What is the current level of recession risk? It’s always prudent to ask these questions when conditions are benign, since that’s when the downside of the current good times is usually the most ignored. It seems everyone in the world is bullish (except those selling gold). There are a variety of signposts one could look at to get a gauge on recession risk from an economic cycle standpoint, but below are some of the broader segments, and a few thoughts on their current standing.
Relevance: Releases such as the Conference Board’s LEI (Leading Economic Indicators) and those published by the Fed and others can offer context of where we are in the cycle relative to history, measured by a combination of various economic inputs.
Current Status: ↑ These indicators generally all show positive readings. Indications of deceleration would be a yellow flag to watch for.
Indicator: Yield Curve / Rates
Relevance: An inverted treasury yield curve (short-term rates > long-term rates) is a strong predictor of a coming economic slowdown and/or recession. Later in a cycle, having the Fed move from accommodation to restriction runs the risk of a policy error (i.e. tightening ‘too much’).
Current Status: ↔ The yield curve has flattened as the Fed hikes short rates, while long rates remain anchored by tempered longer-term inflation expectations. However, the curve is not yet inverted, which is the key historical trigger point.
Indicator: Manufacturing / Housing
Relevance: Despite manufacturing representing a smaller part of the economy (relative to services), changes at the margin for manufacturing ISM, etc. have historically coincided with business/economic cycle changes.
Current Status: ↑ Manufacturing levels remain high based on several metrics in the U.S., some at the highest levels seen in years. Housing, however, remains soft, with building not keeping up with demographic demand and persistence of low inventories.
Relevance: Strong corporate profits as a percent of overall GDP (Gross Domestic Product) coincides with a healthy economy. However, it’s important to note that 40% of S&P 500 revenues originate from overseas, so this isn’t as strong of a connection as it used to be.
Current Status: ↑ Earnings growth remains extremely strong, at 20-25% growth from a year ago. Naturally, this can’t persist at the same robust rate, but 2019 is estimated to still be solid, in the high single-digits.
Relevance: Employment growth that runs too hot, with unemployment too low and/or improvement decelerating can be hard to sustain and tends to ultimately reverse.
Current Status: ↑ Multi-decade strength in various labor metrics continues: through a low unemployment rate, jobless claims, and JOLTs (Job Openings and Labor Turnover survey).
Indicator: Credit / Excesses
Relevance: Rising levels of corporate and household debt can add increasing stress, with lessened margin for error if positive conditions reverse.

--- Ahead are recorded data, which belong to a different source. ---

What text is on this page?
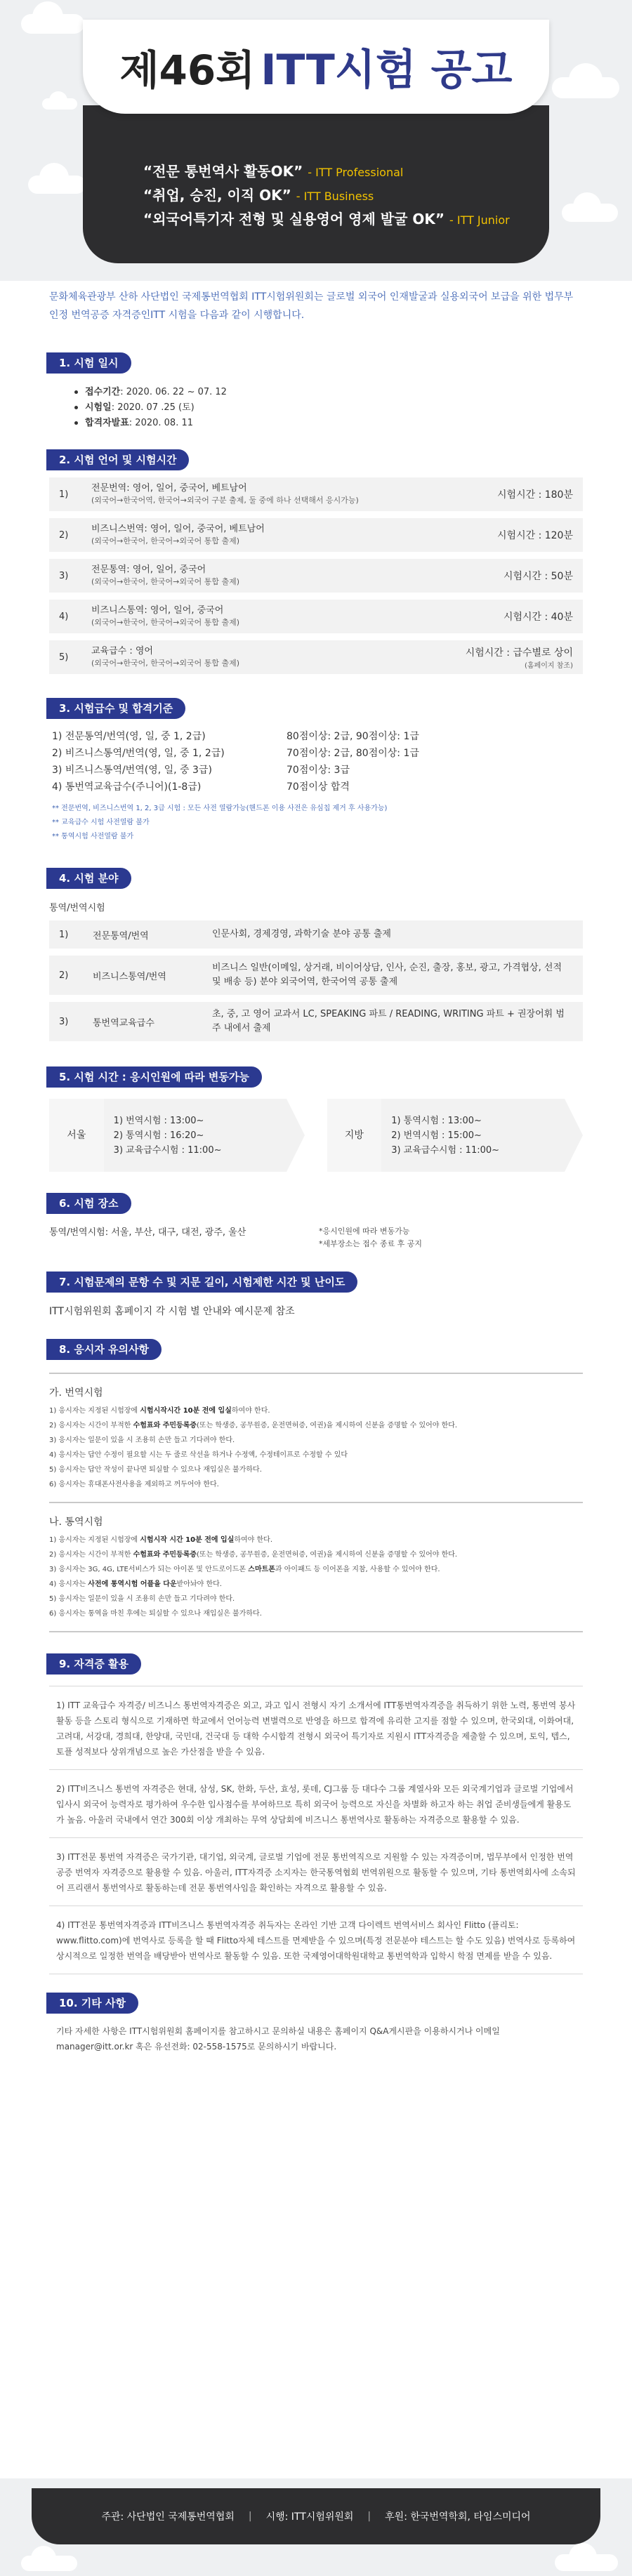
제46회 ITT시험 공고
“전문 통번역사 활동OK” - ITT Professional
“취업, 승진, 이직 OK” - ITT Business
“외국어특기자 전형 및 실용영어 영제 발굴 OK” - ITT Junior

문화체육관광부 산하 사단법인 국제통번역협회 ITT시험위원회는 글로벌 외국어 인재발굴과 실용외국어 보급을 위한 법무부 인정 번역공증 자격증인ITT 시험을 다음과 같이 시행합니다.

1. 시험 일시
접수기간: 2020. 06. 22 ~ 07. 12
시험일: 2020. 07 .25 (토)
합격자발표: 2020. 08. 11
2. 시험 언어 및 시험시간
1)
전문번역: 영어, 일어, 중국어, 베트남어
(외국어→한국어역, 한국어→외국어 구분 출제, 둘 중에 하나 선택해서 응시가능)	시험시간 : 180분
2)
비즈니스번역: 영어, 일어, 중국어, 베트남어
(외국어→한국어, 한국어→외국어 통합 출제)	시험시간 : 120분
3)
전문통역: 영어, 일어, 중국어
(외국어→한국어, 한국어→외국어 통합 출제)	시험시간 : 50분
4)
비즈니스통역: 영어, 일어, 중국어
(외국어→한국어, 한국어→외국어 통합 출제)	시험시간 : 40분
5)
교육급수 : 영어
(외국어→한국어, 한국어→외국어 통합 출제)
시험시간 : 급수별로 상이
(홈페이지 참조)
3. 시험급수 및 합격기준
1) 전문통역/번역(영, 일, 중 1, 2급)	80점이상: 2급, 90점이상: 1급
2) 비즈니스통역/번역(영, 일, 중 1, 2급)	70점이상: 2급, 80점이상: 1급
3) 비즈니스통역/번역(영, 일, 중 3급)	70점이상: 3급
4) 통번역교육급수(주니어)(1-8급)	70점이상 합격
** 전문번역, 비즈니스번역 1, 2, 3급 시험 : 모든 사전 열람가능(핸드폰 이용 사전은 유심칩 제거 후 사용가능)
** 교육급수 시험 사전열람 불가
** 통역시험 사전열람 불가
4. 시험 분야
통역/번역시험
1)	전문통역/번역	인문사회, 경제경영, 과학기술 분야 공통 출제
2)	비즈니스통역/번역
비즈니스 일반(이메일, 상거래, 비이어상담, 인사, 순진, 출장, 홍보, 광고, 가격협상, 선적 및 배송 등) 분야 외국어역, 한국어역 공통 출제
3)	통번역교육급수
초, 중, 고 영어 교과서 LC, SPEAKING 파트 / READING, WRITING 파트 + 권장어휘 범주 내에서 출제
5. 시험 시간 : 응시인원에 따라 변동가능
서울
1) 번역시험 : 13:00~
2) 통역시험 : 16:20~
3) 교육급수시험 : 11:00~
지방
1) 통역시험 : 13:00~
2) 번역시험 : 15:00~
3) 교육급수시험 : 11:00~
6. 시험 장소
통역/번역시험: 서울, 부산, 대구, 대전, 광주, 울산	*응시인원에 따라 변동가능
*세부장소는 접수 종료 후 공지
7. 시험문제의 문항 수 및 지문 길이, 시험제한 시간 및 난이도
ITT시험위원회 홈페이지 각 시험 별 안내와 예시문제 참조
8. 응시자 유의사항
가. 번역시험
1) 응시자는 지정된 시험장에 시험시작시간 10분 전에 입실하여야 한다.
2) 응시자는 시간이 부적한 수험표와 주민등록증(또는 학생증, 공무원증, 운전면허증, 여권)을 제시하여 신분을 증명할 수 있어야 한다.
3) 응시자는 일문이 있을 시 조용히 손만 들고 기다려야 한다.
4) 응시자는 답안 수정이 필요할 시는 두 줄로 삭선을 하거나 수정액, 수정테이프로 수정할 수 있다
5) 응시자는 답안 작성이 끝나면 퇴실할 수 있으나 재입실은 불가하다.
6) 응시자는 휴대폰사전사용을 제외하고 꺼두어야 한다.
나. 통역시험
1) 응시자는 지정된 시험장에 시험시작 시간 10분 전에 입실하여야 한다.
2) 응시자는 시간이 부적한 수험표와 주민등록증(또는 학생증, 공무원증, 운전면허증, 여권)을 제시하여 신분을 증명할 수 있어야 한다.
3) 응시자는 3G, 4G, LTE서비스가 되는 아이폰 및 안드로이드폰 스마트폰과 아이패드 등 이어폰을 지참, 사용할 수 있어야 한다.
4) 응시자는 사전에 통역시험 어플을 다운받아놔야 한다.
5) 응시자는 일문이 있을 시 조용히 손만 들고 기다려야 한다.
6) 응시자는 통역을 마친 후에는 퇴실할 수 있으나 재입실은 불가하다.
9. 자격증 활용
1) ITT 교육급수 자격증/ 비즈니스 통번역자격증은 외고, 과고 입시 전형시 자기 소개서에 ITT통번역자격증을 취득하기 위한 노력, 통번역 봉사활동 등을 스토리 형식으로 기재하면 학교에서 언어능력 변별력으로 반영을 하므로 합격에 유리한 고지를 점할 수 있으며, 한국외대, 이화여대, 고려대, 서강대, 경희대, 한양대, 국민대, 건국대 등 대학 수시합격 전형시 외국어 특기자로 지원시 ITT자격증을 제출할 수 있으며, 토익, 텝스, 토플 성적보다 상위개념으로 높은 가산점을 받을 수 있음.
2) ITT비즈니스 통번역 자격증은 현대, 삼성, SK, 한화, 두산, 효성, 롯데, CJ그룹 등 대다수 그룹 계열사와 모든 외국계기업과 글로벌 기업에서 입사시 외국어 능력자로 평가하여 우수한 입사점수를 부여하므로 특히 외국어 능력으로 자신을 차별화 하고자 하는 취업 준비생들에게 활용도가 높음. 아울러 국내에서 연간 300회 이상 개최하는 무역 상담회에 비즈니스 통번역사로 활동하는 자격증으로 활용할 수 있음.
3) ITT전문 통번역 자격증은 국가기관, 대기업, 외국계, 글로벌 기업에 전문 통번역직으로 지원할 수 있는 자격증이며, 법무부에서 인정한 번역공증 번역자 자격증으로 활용할 수 있음. 아울러, ITT자격증 소지자는 한국통역협회 번역위원으로 활동할 수 있으며, 기타 통번역회사에 소속되어 프리랜서 통번역사로 활동하는데 전문 통번역사임을 확인하는 자격으로 활용할 수 있음.
4) ITT전문 통번역자격증과 ITT비즈니스 통번역자격증 취득자는 온라인 기반 고객 다이렉트 번역서비스 회사인 Flitto (플리토: www.flitto.com)에 번역사로 등록을 할 때 Flitto자체 테스트를 면제받을 수 있으며(특정 전문분야 테스트는 할 수도 있음) 번역사로 등록하여 상시적으로 일정한 번역을 배당받아 번역사로 활동할 수 있음. 또한 국제영어대학원대학교 통번역학과 입학시 학점 면제를 받을 수 있음.
10. 기타 사항
기타 자세한 사항은 ITT시험위원회 홈페이지를 참고하시고 문의하실 내용은 홈페이지 Q&A게시판을 이용하시거나 이메일 manager@itt.or.kr 혹은 유선전화: 02-558-1575로 문의하시기 바랍니다.
주관: 사단법인 국제통번역협회 | 시행: ITT시험위원회 | 후원: 한국번역학회, 타임스미디어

Current Status: ↔ Corporate debt has been steadily rising in recent years, and loan standards falling somewhat. Government debt remains far higher.
Indicator: Sentiment / Spending
Relevance: Consumer and business confidence affects spending decisions.
Current Status: ↑ Recent tax reform and regulatory rollbacks have helped businesses feel better about the overall climate and spending for the future, including some signs of stronger capex growth—which had been missing. Consumer results are mixed, but more positive than negative.
Relevance: High inflation is a headwind and can accelerate Fed policy; low inflation can be byproduct of sub-par growth.
Current Status: ↑ Inflation has picked up this year with higher oil prices, but offset somewhat by flatter pricing in other areas—overall, inflation remains near the Fed’s target range. Concerns remain tempered.
Relevance: Historically, surprise events such as geopolitical strife, commodity price spikes (oil or food), government fiscal policy, etc. can begin a negative feedback loop.
Current Status: ↔ A protectionist approach through tariffs that weakens trade links could result in lower economic growth and heighten slowdown risks.
Overall, conditions remain fundamentally good—continuing in their ‘Goldilocks’-like state. In fact, an economist at a well-known Wall Street firm recently described America has having a ‘Kevlar’ economy, in it being ‘practically bulletproof’. Hearing these types of superlatives are usually a combination of being both reassuring and disconcerting when considering a recession. If you want to learn more, you might go back and revisit Larry’s recent post: “When to Worry about a Recession.”
There is always the threat of recession. No matter how strong conditions are, the risk is often at least 10-20%, simply due to their historical frequency and average length of business cycles. However, the later an economy moves in a cycle, risks of the cycle ending naturally increase. This is true regardless of whether excesses are present or not, although the presence of excesses certainly could expedite the condition.